No texto é feita a referência à festa que seria celebrada pela comunidade da Casa Branca em homenagem a Oxóssi. 

A TARDE noticia  Corpus Christi
A TARDE noticia Corpus Christi |  Foto: Arquivo A TARDE
 

“Hoje, os atabaques do Terreiro da Casa Branca, na Vasco da Gama, vão tocar bem mais alto, na festa de Oxóssi. O prefeito Manoel Castro, durante a festa, vai assinar, às I4h30min, o decreto que declara de utilidade pública para fins de desapropriação a área de 6,306 metros quadrados do tradicional candomblé da Bahia”. (A TARDE, 6/6/1985, p.2). 

No mesmo dia foi também anunciado o edital de licitação para construção de uma portaria e posto policial no Parque São Bartolomeu, outra importante área para os ritos das religiões afro-brasileiras, e o envio, pela prefeitura, de um projeto de lei à Câmara Municipal delimitando a área do Ilê Axé Opô Afonjá que também celebra Oxóssi no mesmo dia da Festa de Corpus Christi. 

“Com essa medida ficam proibidos os desmatamentos e novas edificações ou empreendimentos que não sejam destinados exclusivamente ao funcionamento dos ritos de candomblé. A área de proteção rigorosa compreende as edificações de uso religioso e seu entorno, a área verde contínua e a de uso residencial. É considerada de área verde de proteção cultural e paisagística aquela vinculada à imagem da cidade, seja por caracterizar monumentos históricos significativos da vida e construção urbanas, seja por se constituir em meios de expressão simbólicas de lugares importantes no sistema especial urbano”. (A TARDE, 6/6/1985, p.2). 

Posteriormente, Afonjá e Gantois foram também reconhecidos como patrimônio cultural do Brasil. Atualmente, dez terreiros de candomblé são tombados pelo Iphan. Além da Casa Branca, Gantois e Afonjá são reconhecidos como bens culturais brasileiros o Bate Folha, Ilê Maroiá Láji (Alaketu), Oxumarê e Tumba Junsara, localizados em Salvador; Seja Hundé, situado em Cachoeira e Ilê Agboula em Itaparica. Do grupo, a Casa das Minas, sediada no Maranhão é o único fora da Bahia. 

Proeminência 

Na Bahia, talvez a longa tradição da associação de São Jorge à fartura de colheitas o fez ser aproximado ao orixá Oxóssi. Na tradição do povo ketu, um dos grupos culturais vindos do atual território da Nigéria, seu patrono Oxóssi é o especialista na atividade da caça entendida como a forma de garantir a alimentação da sua comunidade. Além disso, ele é o protetor das florestas. Os ketu tiveram forte proeminência no legado de tradições para a formação cultural baiana especialmente no ambiente religioso. 

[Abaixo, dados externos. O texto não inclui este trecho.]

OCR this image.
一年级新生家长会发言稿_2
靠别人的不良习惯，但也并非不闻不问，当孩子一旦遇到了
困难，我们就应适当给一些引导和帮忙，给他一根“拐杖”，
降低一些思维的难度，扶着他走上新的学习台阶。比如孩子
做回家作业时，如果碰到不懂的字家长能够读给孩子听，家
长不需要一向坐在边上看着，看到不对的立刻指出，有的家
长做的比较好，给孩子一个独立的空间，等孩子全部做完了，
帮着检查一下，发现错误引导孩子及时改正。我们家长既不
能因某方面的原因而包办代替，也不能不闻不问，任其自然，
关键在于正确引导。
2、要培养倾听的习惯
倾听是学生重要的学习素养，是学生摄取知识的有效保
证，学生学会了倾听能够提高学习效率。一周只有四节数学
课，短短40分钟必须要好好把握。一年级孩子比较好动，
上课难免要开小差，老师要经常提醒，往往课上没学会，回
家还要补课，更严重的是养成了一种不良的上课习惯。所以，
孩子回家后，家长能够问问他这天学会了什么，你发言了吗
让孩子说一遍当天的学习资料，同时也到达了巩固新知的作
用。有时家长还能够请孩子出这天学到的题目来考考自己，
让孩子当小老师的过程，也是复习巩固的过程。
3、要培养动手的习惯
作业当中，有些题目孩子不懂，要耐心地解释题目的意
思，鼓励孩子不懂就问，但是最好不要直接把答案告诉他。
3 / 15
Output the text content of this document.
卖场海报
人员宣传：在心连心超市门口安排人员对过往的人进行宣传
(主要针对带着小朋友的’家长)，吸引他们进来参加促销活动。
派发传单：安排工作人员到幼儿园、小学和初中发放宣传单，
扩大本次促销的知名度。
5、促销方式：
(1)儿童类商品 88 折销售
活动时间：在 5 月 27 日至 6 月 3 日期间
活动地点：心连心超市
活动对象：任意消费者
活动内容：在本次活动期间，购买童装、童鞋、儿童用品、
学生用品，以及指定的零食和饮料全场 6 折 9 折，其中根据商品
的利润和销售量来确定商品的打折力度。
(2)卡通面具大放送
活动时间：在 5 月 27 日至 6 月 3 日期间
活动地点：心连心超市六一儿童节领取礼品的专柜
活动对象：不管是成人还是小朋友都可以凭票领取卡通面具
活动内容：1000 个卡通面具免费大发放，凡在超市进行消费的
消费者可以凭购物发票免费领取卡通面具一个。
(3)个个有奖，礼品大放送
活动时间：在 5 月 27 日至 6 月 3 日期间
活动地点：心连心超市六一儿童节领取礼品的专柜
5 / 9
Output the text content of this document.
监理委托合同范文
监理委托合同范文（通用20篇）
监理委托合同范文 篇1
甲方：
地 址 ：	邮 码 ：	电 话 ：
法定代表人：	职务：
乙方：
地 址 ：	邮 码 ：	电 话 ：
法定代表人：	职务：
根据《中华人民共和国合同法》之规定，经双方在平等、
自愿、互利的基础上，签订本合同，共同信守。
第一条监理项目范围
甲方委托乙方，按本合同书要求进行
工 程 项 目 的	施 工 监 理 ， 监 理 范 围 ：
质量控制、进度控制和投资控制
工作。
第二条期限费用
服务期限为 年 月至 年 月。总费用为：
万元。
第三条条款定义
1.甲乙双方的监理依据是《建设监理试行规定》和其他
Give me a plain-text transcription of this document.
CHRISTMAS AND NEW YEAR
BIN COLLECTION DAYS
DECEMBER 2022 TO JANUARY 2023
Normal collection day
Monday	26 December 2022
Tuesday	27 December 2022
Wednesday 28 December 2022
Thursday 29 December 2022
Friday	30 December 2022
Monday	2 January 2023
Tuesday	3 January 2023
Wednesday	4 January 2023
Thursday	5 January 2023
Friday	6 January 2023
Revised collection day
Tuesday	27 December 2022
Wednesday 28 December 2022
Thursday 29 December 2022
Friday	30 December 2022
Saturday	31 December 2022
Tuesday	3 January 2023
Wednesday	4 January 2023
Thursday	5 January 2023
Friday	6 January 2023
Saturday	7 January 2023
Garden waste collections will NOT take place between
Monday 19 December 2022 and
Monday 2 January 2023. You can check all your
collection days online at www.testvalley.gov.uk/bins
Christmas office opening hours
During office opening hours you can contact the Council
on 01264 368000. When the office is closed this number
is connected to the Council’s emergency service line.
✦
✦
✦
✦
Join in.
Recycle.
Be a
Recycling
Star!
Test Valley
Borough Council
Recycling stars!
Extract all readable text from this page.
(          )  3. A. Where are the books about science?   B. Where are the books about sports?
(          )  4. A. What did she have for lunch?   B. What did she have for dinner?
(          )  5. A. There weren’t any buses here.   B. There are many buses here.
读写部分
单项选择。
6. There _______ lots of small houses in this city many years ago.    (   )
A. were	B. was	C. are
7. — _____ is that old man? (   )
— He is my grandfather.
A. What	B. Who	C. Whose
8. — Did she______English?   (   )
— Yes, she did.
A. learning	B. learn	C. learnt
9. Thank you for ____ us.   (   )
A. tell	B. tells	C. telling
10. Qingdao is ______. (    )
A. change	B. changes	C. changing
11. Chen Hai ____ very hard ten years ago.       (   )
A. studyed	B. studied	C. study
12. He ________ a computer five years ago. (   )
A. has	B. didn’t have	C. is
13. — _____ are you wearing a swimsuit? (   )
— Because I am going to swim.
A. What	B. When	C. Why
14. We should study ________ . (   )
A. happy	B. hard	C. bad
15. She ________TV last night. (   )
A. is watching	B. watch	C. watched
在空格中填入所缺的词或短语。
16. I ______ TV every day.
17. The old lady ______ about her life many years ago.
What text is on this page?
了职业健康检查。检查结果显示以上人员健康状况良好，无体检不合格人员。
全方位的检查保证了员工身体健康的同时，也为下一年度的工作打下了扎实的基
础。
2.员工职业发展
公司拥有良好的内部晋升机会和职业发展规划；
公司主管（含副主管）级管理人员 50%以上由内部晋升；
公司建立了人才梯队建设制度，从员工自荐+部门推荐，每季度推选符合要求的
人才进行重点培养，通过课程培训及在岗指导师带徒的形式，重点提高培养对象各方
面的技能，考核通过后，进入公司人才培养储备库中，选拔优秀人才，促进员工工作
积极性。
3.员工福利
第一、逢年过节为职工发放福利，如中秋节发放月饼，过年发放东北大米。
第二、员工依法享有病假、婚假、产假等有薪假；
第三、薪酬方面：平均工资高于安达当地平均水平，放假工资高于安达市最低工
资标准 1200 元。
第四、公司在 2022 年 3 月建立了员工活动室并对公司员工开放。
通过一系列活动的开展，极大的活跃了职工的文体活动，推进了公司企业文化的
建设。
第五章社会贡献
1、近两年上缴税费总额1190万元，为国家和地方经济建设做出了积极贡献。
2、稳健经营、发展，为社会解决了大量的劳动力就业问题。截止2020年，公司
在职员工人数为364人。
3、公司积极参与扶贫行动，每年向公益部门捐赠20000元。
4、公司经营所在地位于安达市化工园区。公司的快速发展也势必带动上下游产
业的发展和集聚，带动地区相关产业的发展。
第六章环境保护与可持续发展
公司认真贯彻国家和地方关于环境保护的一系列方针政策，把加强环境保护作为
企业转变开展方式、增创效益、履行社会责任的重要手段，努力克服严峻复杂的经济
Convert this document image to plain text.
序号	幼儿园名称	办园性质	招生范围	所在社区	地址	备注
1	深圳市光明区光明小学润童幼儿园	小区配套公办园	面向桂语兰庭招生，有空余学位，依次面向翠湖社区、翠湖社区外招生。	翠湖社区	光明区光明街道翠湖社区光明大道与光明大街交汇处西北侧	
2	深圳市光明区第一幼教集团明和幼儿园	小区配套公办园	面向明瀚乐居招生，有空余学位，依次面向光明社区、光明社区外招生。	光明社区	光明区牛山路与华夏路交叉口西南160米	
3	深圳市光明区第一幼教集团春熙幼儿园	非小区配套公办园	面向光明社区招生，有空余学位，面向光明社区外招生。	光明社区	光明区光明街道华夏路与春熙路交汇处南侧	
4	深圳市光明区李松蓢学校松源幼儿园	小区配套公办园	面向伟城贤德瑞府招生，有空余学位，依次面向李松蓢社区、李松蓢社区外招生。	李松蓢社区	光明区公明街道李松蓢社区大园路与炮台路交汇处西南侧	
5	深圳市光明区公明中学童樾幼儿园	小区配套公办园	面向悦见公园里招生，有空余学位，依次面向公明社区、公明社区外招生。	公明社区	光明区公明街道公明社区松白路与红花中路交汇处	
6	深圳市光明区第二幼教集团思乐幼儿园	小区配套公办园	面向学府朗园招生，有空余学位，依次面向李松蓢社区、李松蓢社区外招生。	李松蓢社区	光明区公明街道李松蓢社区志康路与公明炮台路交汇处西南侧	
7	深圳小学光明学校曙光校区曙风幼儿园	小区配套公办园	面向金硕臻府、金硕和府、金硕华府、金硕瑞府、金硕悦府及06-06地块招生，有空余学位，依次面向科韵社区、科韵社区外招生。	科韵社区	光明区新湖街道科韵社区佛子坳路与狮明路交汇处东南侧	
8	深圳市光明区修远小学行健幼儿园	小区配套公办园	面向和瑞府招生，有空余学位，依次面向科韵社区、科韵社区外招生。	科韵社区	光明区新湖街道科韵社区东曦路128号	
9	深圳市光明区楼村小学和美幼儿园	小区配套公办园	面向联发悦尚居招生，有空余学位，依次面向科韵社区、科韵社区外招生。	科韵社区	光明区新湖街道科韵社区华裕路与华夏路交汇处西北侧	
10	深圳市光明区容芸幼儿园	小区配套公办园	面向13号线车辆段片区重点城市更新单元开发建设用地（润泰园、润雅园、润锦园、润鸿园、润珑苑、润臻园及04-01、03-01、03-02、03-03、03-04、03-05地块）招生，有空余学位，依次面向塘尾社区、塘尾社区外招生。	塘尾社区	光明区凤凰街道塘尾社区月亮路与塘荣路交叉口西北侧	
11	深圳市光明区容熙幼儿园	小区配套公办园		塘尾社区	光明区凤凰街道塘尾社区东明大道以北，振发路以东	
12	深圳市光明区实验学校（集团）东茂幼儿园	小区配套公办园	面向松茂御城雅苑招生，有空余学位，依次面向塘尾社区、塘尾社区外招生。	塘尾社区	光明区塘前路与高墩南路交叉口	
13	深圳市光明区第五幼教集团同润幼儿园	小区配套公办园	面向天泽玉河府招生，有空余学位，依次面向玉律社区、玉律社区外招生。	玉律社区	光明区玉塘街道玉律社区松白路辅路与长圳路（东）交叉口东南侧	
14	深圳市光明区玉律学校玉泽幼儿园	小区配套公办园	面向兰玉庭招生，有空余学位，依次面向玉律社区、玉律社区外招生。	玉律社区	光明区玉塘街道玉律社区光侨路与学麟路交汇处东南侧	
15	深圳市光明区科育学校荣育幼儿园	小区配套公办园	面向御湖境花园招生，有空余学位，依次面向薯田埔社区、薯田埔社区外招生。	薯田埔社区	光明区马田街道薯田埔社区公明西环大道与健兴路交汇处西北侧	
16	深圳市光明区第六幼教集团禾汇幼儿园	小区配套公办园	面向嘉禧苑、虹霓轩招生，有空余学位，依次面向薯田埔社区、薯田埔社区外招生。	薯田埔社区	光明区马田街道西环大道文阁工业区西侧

Não se tem uma hipótese segura sobre o porquê de três dos importantes terreiros da chamada tradição Ketu iniciarem seu calendário religioso no dia de Corpus Christi. Mas uma das interpretações mais conhecidas é o encontro entre elementos do culto de Oxóssi com a celebração católica à memória de São Jorge. Este santo tinha proeminência na procissão de Corpus Christi em Portugal muito antes desta nação ter reivindicado a posse do território brasileiro como sua colônia. 

No livro Procissões Tradicionais da Bahia, de João da Silva Campos, há o relato da importância que São Jorge ocupava no modelo português da procissão e que depois se repetiu no Brasil: 

“São Jorge a cavalo, luxuosamente arreiada a montaria, com numeroso e luzido estado-maior, e os tradicionais pretos bailando à retaguarda; santos, anjos, sátiros, ninfas, diabos, feiticeiros, gigantes, deuses da mitologia helênica e romana, reis, imperadores; Jesus Cristo e os doze apóstolos. Todo esse heteróclito séquito apresentava-se entremeado de danças, momos e invenções de mouros, negros e ciganos, de mercadores, de espadeiros, e de outros ofícios”. (Procissões Tradicionais da Bahia, João da Silva Campos, páginas 330 e 331). 

Segundo Silva Campos, São Jorge substituiu Santo Iago, que chegou a ser padroeiro de Portugal, à frente da procissão com referências de realização já no século XIV. Mas por decreto, o rei Dom João I, deu precedência à imagem de São Jorge, pois Santo Iago era também o padroeiro de Castela, território espanhol. Portugal e Espanha tinham uma relação marcada por atritos frequentes.  

“Daí então foi que o lendário patrono da cavalaria passou a tomar parte na procissão. Logo, esta já se fazia em Portugal no ano de 1385.” (Procissões tradicionais da Bahia, João da Silva Campos, p.332). 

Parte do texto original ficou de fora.